How I Got My Business Recommended by AI — A Real GEO Case Study
Everyone is talking about SEO. But very few people are talking about what happens when your potential customer stops typing into Google and starts asking an AI instead. That shift is already happening, and I wanted to see it for myself.

The Experiment
I tested a simple but highly specific query — “who is a halal consultant to get halal cert from Malaysia” — directly into an AI chat interface. This is exactly the kind of question a business owner would ask when they are trying to get JAKIM halal certification and do not know where to start. No brand names, no specific websites. Just a genuine, intent-driven question.
The AI gave a structured response. It listed trusted halal consultancy providers in Malaysia, explained what they do, and provided context around JAKIM’s official process. Three businesses made the cut. One of them was mine — GetHalalMalaysia / Cert Halal JAKIM Consultant, listed as providing end-to-end guidance including gap analysis, documentation support, and submission readiness.
Why This Matters
When someone asks an AI a question like this, they are not browsing. They are ready to act. They want a recommendation, and the AI gives them one. If your business is in that answer, you are essentially getting a warm referral from the most trusted source in the room. If you are not in that answer, you do not exist in that moment — even if you rank on page one of Google.

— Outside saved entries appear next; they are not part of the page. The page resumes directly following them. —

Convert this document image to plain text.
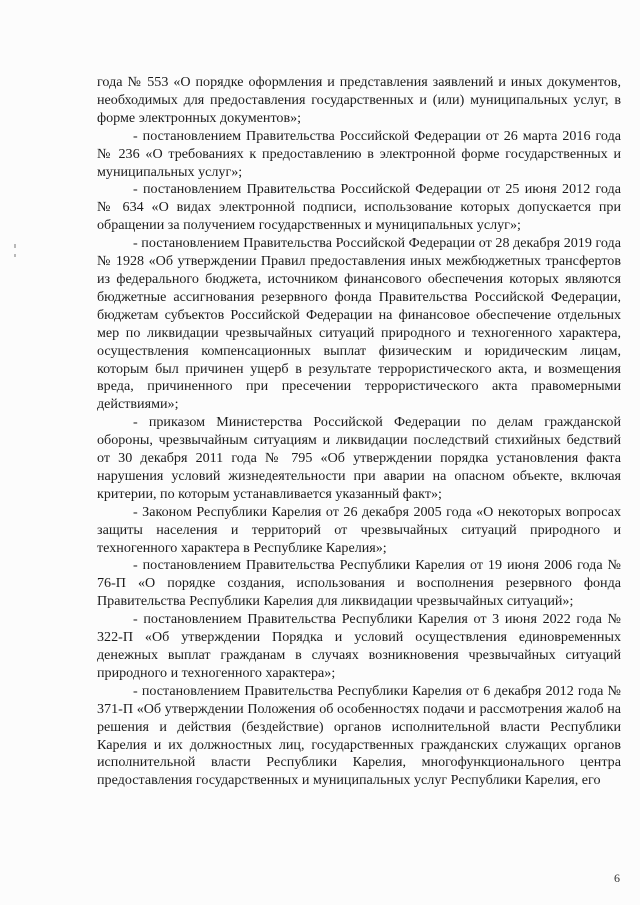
года № 553 «О порядке оформления и представления заявлений и иных документов, необходимых для предоставления государственных и (или) муниципальных услуг, в форме электронных документов»;

- постановлением Правительства Российской Федерации от 26 марта 2016 года № 236 «О требованиях к предоставлению в электронной форме государственных и муниципальных услуг»;

- постановлением Правительства Российской Федерации от 25 июня 2012 года № 634 «О видах электронной подписи, использование которых допускается при обращении за получением государственных и муниципальных услуг»;

- постановлением Правительства Российской Федерации от 28 декабря 2019 года № 1928 «Об утверждении Правил предоставления иных межбюджетных трансфертов из федерального бюджета, источником финансового обеспечения которых являются бюджетные ассигнования резервного фонда Правительства Российской Федерации, бюджетам субъектов Российской Федерации на финансовое обеспечение отдельных мер по ликвидации чрезвычайных ситуаций природного и техногенного характера, осуществления компенсационных выплат физическим и юридическим лицам, которым был причинен ущерб в результате террористического акта, и возмещения вреда, причиненного при пресечении террористического акта правомерными действиями»;

- приказом Министерства Российской Федерации по делам гражданской обороны, чрезвычайным ситуациям и ликвидации последствий стихийных бедствий от 30 декабря 2011 года № 795 «Об утверждении порядка установления факта нарушения условий жизнедеятельности при аварии на опасном объекте, включая критерии, по которым устанавливается указанный факт»;

- Законом Республики Карелия от 26 декабря 2005 года «О некоторых вопросах защиты населения и территорий от чрезвычайных ситуаций природного и техногенного характера в Республике Карелия»;

- постановлением Правительства Республики Карелия от 19 июня 2006 года № 76-П «О порядке создания, использования и восполнения резервного фонда Правительства Республики Карелия для ликвидации чрезвычайных ситуаций»;

- постановлением Правительства Республики Карелия от 3 июня 2022 года № 322-П «Об утверждении Порядка и условий осуществления единовременных денежных выплат гражданам в случаях возникновения чрезвычайных ситуаций природного и техногенного характера»;

- постановлением Правительства Республики Карелия от 6 декабря 2012 года № 371-П «Об утверждении Положения об особенностях подачи и рассмотрения жалоб на решения и действия (бездействие) органов исполнительной власти Республики Карелия и их должностных лиц, государственных гражданских служащих органов исполнительной власти Республики Карелия, многофункционального центра предоставления государственных и муниципальных услуг Республики Карелия, его

6
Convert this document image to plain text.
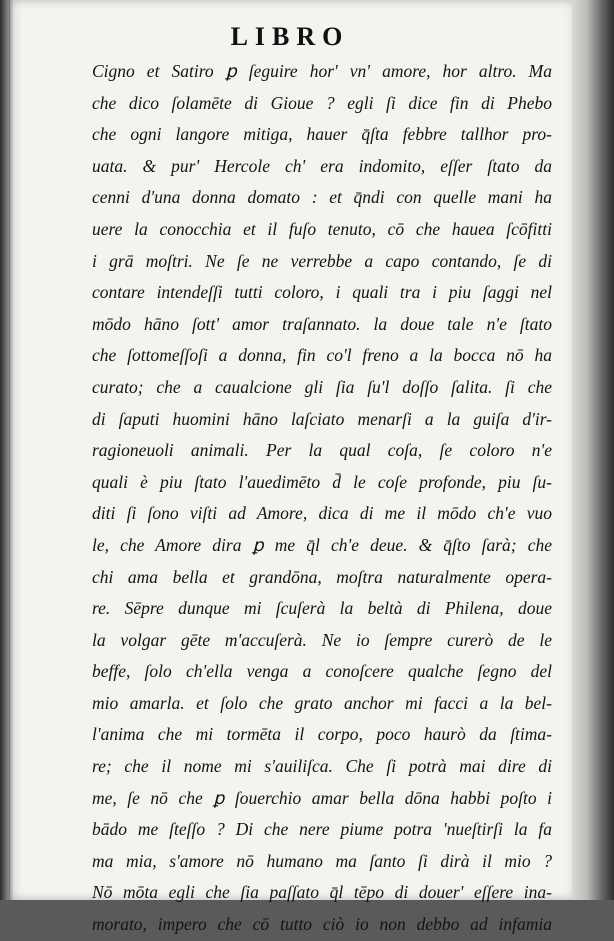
LIBRO
Cigno et Satiro ꝑ ſeguire hor' vn' amore, hor altro. Ma
che dico ſolamēte di Gioue ? egli ſi dice fin di Phebo
che ogni langore mitiga, hauer q̄ſta febbre tallhor pro-
uata. & pur' Hercole ch' era indomito, eſſer ſtato da
cenni d'una donna domato : et q̄ndi con quelle mani ha
uere la conocchia et il fuſo tenuto, cō che hauea ſcōfitti
i grā moſtri. Ne ſe ne verrebbe a capo contando, ſe di
contare intendeſſi tutti coloro, i quali tra i piu ſaggi nel
mōdo hāno ſott' amor traſannato. la doue tale n'e ſtato
che ſottomeſſoſi a donna, fin co'l freno a la bocca nō ha
curato; che a caualcione gli ſia ſu'l doſſo ſalita. ſi che
di ſaputi huomini hāno laſciato menarſi a la guiſa d'ir-
ragioneuoli animali. Per la qual coſa, ſe coloro n'e
quali è piu ſtato l'auedimēto d̄ le coſe profonde, piu ſu-
diti ſi ſono viſti ad Amore, dica di me il mōdo ch'e vuo
le, che Amore dira ꝑ me q̄l ch'e deue. & q̄ſto ſarà; che
chi ama bella et grandōna, moſtra naturalmente opera-
re. Sēpre dunque mi ſcuſerà la beltà di Philena, doue
la volgar gēte m'accuſerà. Ne io ſempre curerò de le
beffe, ſolo ch'ella venga a conoſcere qualche ſegno del
mio amarla. et ſolo che grato anchor mi facci a la bel-
l'anima che mi tormēta il corpo, poco haurò da ſtima-
re; che il nome mi s'auiliſca. Che ſi potrà mai dire di
me, ſe nō che ꝑ ſouerchio amar bella dōna habbi poſto i
bādo me ſteſſo ? Di che nere piume potra 'nueſtirſi la fa
ma mia, s'amore nō humano ma ſanto ſi dirà il mio ?
Nō mōta egli che ſia paſſato q̄l tēpo di douer' eſſere ina-
morato, impero che cō tutto ciò io non debbo ad infamia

This is the core idea behind Generative Engine Optimisation, or GEO. It is the practice of structuring your content, your online presence, and your credibility signals in a way that makes AI models recognise your business as a reliable, relevant answer to specific queries.
What Made It Work
My listing appeared because the AI had enough structured, credible information about GetHalalMalaysia to associate it with this specific need. That comes down to a few things — clear service descriptions that match how people naturally phrase their problems, presence on platforms and directories that AI models trust as sources, and content that speaks to the full journey a client goes through, not just a generic “we offer halal consulting” statement.
The AI did not just list a name. It described what the business does in plain language. That means somewhere in the content it pulled from, the value proposition was clear enough to be summarised accurately and confidently.
The Bigger Point
GEO is not a replacement for SEO. It is the next layer. As more people shift their research behaviour toward AI-first queries, the businesses that show up in AI-generated answers will have a significant edge over those that do not. Getting recommended by an AI to a high-intent user is, arguably, more valuable than a top-three Google ranking — because the AI has already done the filtering for them.
If your business is not showing up when AI is asked about your industry, it is worth asking why. Chances are, the content and signals that AI models rely on simply have not been optimised for this kind of discovery yet.
That is exactly the gap GEO is designed to close.